The ‘Battle of the Saintes’ was not materially as decisive as Rodney made out. The ‘Breaking of the Line’ had allowed much of the French fleet, previously trapped between the coast and the British, to escape to leeward. But it had a great psychological effect, with extraordinary rejoicing in England, and mutual recriminations and a series of courts martial in France. When the news reached Jamaica, the relief was immense. Church bells were rung and flags triumphantly hoisted. Two years later, Stephen Fuller would write to Rodney, now a lord, giving him the news that the Jamaica assembly had voted ‘to prepare an elegant Marble Statue of your Lordship’. The florid monument, with Rodney in Roman toga, still stands in the main square in Spanish Town. Rodney replied to Fuller’s letter, thanking the inhabitants of Jamaica and assuring them that ‘No Man has their Interest more at Heart than myself, being convinced that Jamaica is the best Jewel in the British Diadem, and that too much care cannot be taken to preserve it.’

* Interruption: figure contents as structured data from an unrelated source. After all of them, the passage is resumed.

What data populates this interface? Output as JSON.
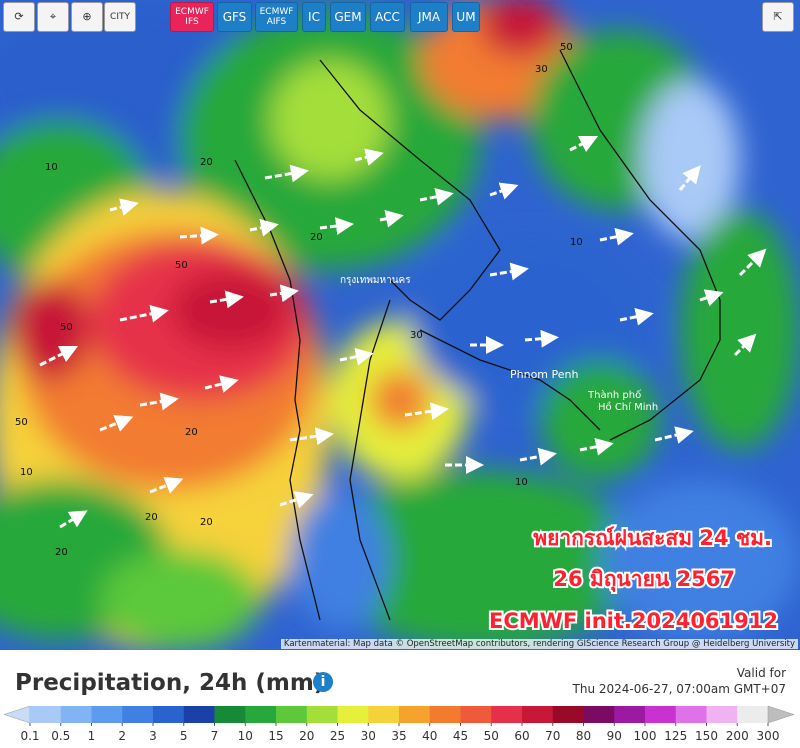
{
  "toolbar": {
    "city_button": "CITY"
  },
  "models": [
    {
      "label": "ECMWF IFS",
      "active": true
    },
    {
      "label": "GFS",
      "active": false
    },
    {
      "label": "ECMWF AIFS",
      "active": false
    },
    {
      "label": "IC",
      "active": false
    },
    {
      "label": "GEM",
      "active": false
    },
    {
      "label": "ACC",
      "active": false
    },
    {
      "label": "JMA",
      "active": false
    },
    {
      "label": "UM",
      "active": false
    }
  ],
  "map": {
    "place_labels": [
      "กรุงเทพมหานคร",
      "Phnom Penh",
      "Thành phố",
      "Hồ Chí Minh"
    ],
    "contour_labels": [
      "50",
      "30",
      "20",
      "10",
      "20",
      "50",
      "50",
      "20",
      "10",
      "30",
      "10",
      "20",
      "20",
      "10",
      "50",
      "20"
    ],
    "overlay": [
      "พยากรณ์ฝนสะสม 24 ชม.",
      "26 มิถุนายน 2567",
      "ECMWF init.2024061912"
    ],
    "attribution": "Kartenmaterial: Map data © OpenStreetMap contributors, rendering GIScience Research Group @ Heidelberg University"
  },
  "footer": {
    "title": "Precipitation, 24h (mm)",
    "valid_label": "Valid for",
    "valid_time": "Thu 2024-06-27, 07:00am GMT+07"
  },
  "legend": {
    "ticks": [
      "0.1",
      "0.5",
      "1",
      "2",
      "3",
      "5",
      "7",
      "10",
      "15",
      "20",
      "25",
      "30",
      "35",
      "40",
      "45",
      "50",
      "60",
      "70",
      "80",
      "90",
      "100",
      "125",
      "150",
      "200",
      "300"
    ],
    "colors": [
      "#c9dcf5",
      "#a9c9f7",
      "#82b3f4",
      "#5d9bee",
      "#3f80e2",
      "#2a63cf",
      "#1b41a8",
      "#168a36",
      "#27a83a",
      "#5cc83a",
      "#a4de3a",
      "#e6ef3a",
      "#f6d23a",
      "#f5a32c",
      "#f27b30",
      "#ef5a3a",
      "#e6304a",
      "#c71838",
      "#980a28",
      "#7a0a62",
      "#9c1aa2",
      "#c832d0",
      "#df72e8",
      "#f0b2f0",
      "#ececec",
      "#bdbdbd"
    ]
  }
}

Jamaica had been saved, and at the Treaty of Paris in 1783, which ended the Revolutionary War, St Lucia and Tobago were surrendered, but
Britain recovered its former possessions in the Caribbean. Yet the loss of the Thirteen Colonies changed everything for the sugar planters. The West India interest in London, planters on the islands, and statesmen of the new republic of the United States all agreed that trading relations had to be restarted. Stephen Fuller, in a memorial to the government, said it was required by ‘the invincible law of absolute necessity’. John Adams declared: ‘They can neither do without us, not we without them. The Creator has placed us upon the globe in such a situation that we have occasion for each other, and politicians and artful contrivances cannot separate us.’
But for London, yielding to those wishing to establish the pre-war status quo would have been the death blow to the old continental system and the Navigation Acts. Many argued that the islanders’ clamour to be given access to supplies from a now foreign source should be ignored while they continued to enjoy their peculiar century-and-a-quarter-old monopoly rights for the UK market. Here, for the first time, the powerful West India lobby looked like it could lose the battle.
However, for the first couple of years after the war, British naval commanders in the Caribbean turned a blind eye to continued trade with the North Americans. An exception was young Horatio Nelson, a frigate captain, appointed in March 1784 to command the 28-gun
Boreas
. Nelson had served in the Caribbean before. He was on the Jamaica squadron from 1777 to 1782, and in June 1779 had been appointed to Peter Beckford’s old role as post captain in charge of the batteries at Fort Charles. But he seems to have picked up little understanding of how things were done in the West Indies. ‘Our Governors and Custom-house officers pretended … they had a right to trade’, he wrote, appalled, to his brother in England. ‘I seized many of their Vessels, which brought all parties upon me; and I was persecuted from one Island to another, that I could not leave my ship.’ Although ostracised for ‘doing my duty by being true to the interest of Great Britain’, Nelson did manage to meet and marry a rich Nevis widow, Frances Nisbet, before he left the West Indies in June 1787.